Conversions mean different things to different people, from direct product sales to email signups and more. The good news is that regardless of your goal, the ten tips we’ve shared in this list will help you to reach it. Are you ready? Good. Get ready to take a few notes and let’s get started.
1. Define a conversion
You can’t get started with email marketing without having a thorough understanding of what a conversion means to you. This will determine the actions that you ask your readers to take and guide the flow of your emails.
2. Use a casual voice and tone
As millennials continue to solidify their place as the largest consumer target market, it’s more important than ever to adopt a casual tone of voice. Millennials tend to dislike corporate jargon and would prefer to feel as though they’re receiving emails from friends than from brands.
3. Perfect the subject line
The key to email copywriting is to craft a compelling subject line that people won’t be able to resist. If you’re able to pique their curiosity or to convey the value that you have to offer, it’ll help your emails to stand out in people’s crowded inboxes.
4. Don’t forget the preview
It’s not just the subject line that people use to decide whether to open an email. They also take a look at the preview, and so that’s your opportunity to condense your messaging and to give them a good reason to open up the full thing. Creating an email preview is like adding meta information to a webpage. Not essential, perhaps, but it’ll help!
5. Get help
Consider working with a phd research proposal writing service to get a second pair of eyes on all the emails that you send out. According to one study, a single spelling mistake could cost millions in lost sales, which is why it’s a good idea to get someone to look over your content before you send it.
6. Study up
If you’re not sure how to write email copy, the best option is to spend time studying up and reading articles like this one which are designed to help you out. You should also sign up to email lists for companies that you admire and spend time reviewing their content to see what you like and what you don’t like about it.
7. Use personalisation
By including recipients’ names and other information throughout the email, you help to increase its relevance and ultimately to improve the chances that they’ll read the full thing. Using personalization can have a positive impact on your bottom line, too.

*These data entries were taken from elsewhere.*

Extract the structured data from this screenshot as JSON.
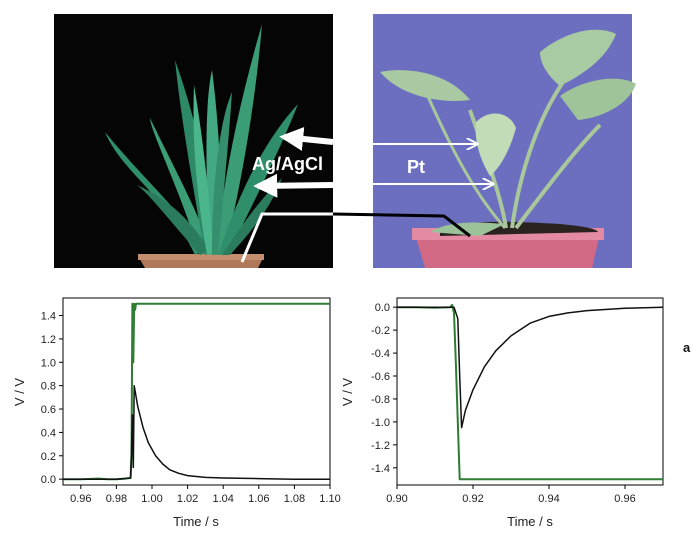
{
  "photos": {
    "left_plant": "aloe-vera-plant",
    "right_plant": "green-leafy-plant-in-pot",
    "electrode_left_label": "Ag/AgCl",
    "electrode_right_label": "Pt"
  },
  "panel_label": "a",
  "colors": {
    "series_black": "#111111",
    "series_green": "#2e7d32",
    "left_photo_bg": "#050505",
    "right_photo_bg": "#6c6fc0"
  },
  "chart_data": [
    {
      "type": "line",
      "xlabel": "Time / s",
      "ylabel": "V / V",
      "xlim": [
        0.95,
        1.1
      ],
      "ylim": [
        -0.05,
        1.55
      ],
      "x_ticks": [
        "0.96",
        "0.98",
        "1.00",
        "1.02",
        "1.04",
        "1.06",
        "1.08",
        "1.10"
      ],
      "y_ticks": [
        "0.0",
        "0.2",
        "0.4",
        "0.6",
        "0.8",
        "1.0",
        "1.2",
        "1.4"
      ],
      "grid": false,
      "series": [
        {
          "color": "#2e7d32",
          "x": [
            0.95,
            0.96,
            0.97,
            0.975,
            0.98,
            0.985,
            0.988,
            0.9885,
            0.989,
            0.9895,
            0.99,
            0.9905,
            0.991,
            0.992,
            1.0,
            1.05,
            1.1
          ],
          "y": [
            0.0,
            0.0,
            0.005,
            0.0,
            0.0,
            0.005,
            0.01,
            0.2,
            1.5,
            1.0,
            1.5,
            1.45,
            1.5,
            1.5,
            1.5,
            1.5,
            1.5
          ]
        },
        {
          "color": "#111111",
          "x": [
            0.95,
            0.98,
            0.988,
            0.9885,
            0.989,
            0.9895,
            0.99,
            0.992,
            0.995,
            0.998,
            1.002,
            1.006,
            1.01,
            1.015,
            1.02,
            1.03,
            1.04,
            1.06,
            1.08,
            1.1
          ],
          "y": [
            0.0,
            0.0,
            0.01,
            0.25,
            0.55,
            0.1,
            0.8,
            0.62,
            0.44,
            0.31,
            0.2,
            0.13,
            0.08,
            0.05,
            0.03,
            0.015,
            0.01,
            0.005,
            0.0,
            0.0
          ]
        }
      ]
    },
    {
      "type": "line",
      "xlabel": "Time / s",
      "ylabel": "V / V",
      "xlim": [
        0.9,
        0.97
      ],
      "ylim": [
        -1.55,
        0.08
      ],
      "x_ticks": [
        "0.90",
        "0.92",
        "0.94",
        "0.96"
      ],
      "y_ticks": [
        "0.0",
        "-0.2",
        "-0.4",
        "-0.6",
        "-0.8",
        "-1.0",
        "-1.2",
        "-1.4"
      ],
      "grid": false,
      "series": [
        {
          "color": "#2e7d32",
          "x": [
            0.9,
            0.905,
            0.91,
            0.914,
            0.9145,
            0.915,
            0.9155,
            0.916,
            0.9165,
            0.917,
            0.92,
            0.94,
            0.97
          ],
          "y": [
            0.0,
            0.0,
            -0.005,
            0.0,
            0.02,
            -0.05,
            -0.5,
            -1.0,
            -1.5,
            -1.5,
            -1.5,
            -1.5,
            -1.5
          ]
        },
        {
          "color": "#111111",
          "x": [
            0.9,
            0.915,
            0.916,
            0.9165,
            0.917,
            0.918,
            0.92,
            0.923,
            0.926,
            0.93,
            0.935,
            0.94,
            0.945,
            0.95,
            0.96,
            0.97
          ],
          "y": [
            0.0,
            0.0,
            -0.1,
            -0.6,
            -1.05,
            -0.9,
            -0.72,
            -0.52,
            -0.38,
            -0.25,
            -0.14,
            -0.08,
            -0.05,
            -0.03,
            -0.01,
            0.0
          ]
        }
      ]
    }
  ]
}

8. Include a call-to-action
Including a call-to-action within your email essentially tells your readers what to do next. This should tie back to your conversion goal and ultimately encourage people to take that next step towards converting.

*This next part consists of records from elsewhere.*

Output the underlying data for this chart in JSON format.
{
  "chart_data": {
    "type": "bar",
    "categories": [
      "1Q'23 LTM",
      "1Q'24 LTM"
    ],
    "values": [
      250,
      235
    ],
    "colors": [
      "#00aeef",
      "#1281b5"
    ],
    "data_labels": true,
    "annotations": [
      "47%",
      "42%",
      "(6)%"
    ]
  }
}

9. Keep it short and snappy
The longer your email is, the longer it’s going to take people to read it and the more likely they are to drop off and to click away instead of converting. As a general rule, just follow the path of least resistance and get straight to the point. Write your first draft, then go back over it and remove any information that you don’t need.
10. Don’t be afraid to invest money
It’s estimated that the US alone will spend over $350 million on email advertising in 2019. That means that if you’re cutting corners and trying to invest as little money as possible, you’re going to get left behind – especially because you get what you pay for when you hire a copywriter.
Now that you’ve read our tips, you should have a good idea of what’s required if you plan to write high converting email marketing copy. The next step is for you to spend some time reevaluating your existing email marketing strategy and rewriting and replacing as appropriate.
When you get it right, you’ll be able to tell just from taking a look at your metrics and seeing how your email marketing campaigns have impacted your bottom line. Be sure to tie your efforts back to an overall return on investment and to measure those metrics over time to see how they change. Good luck.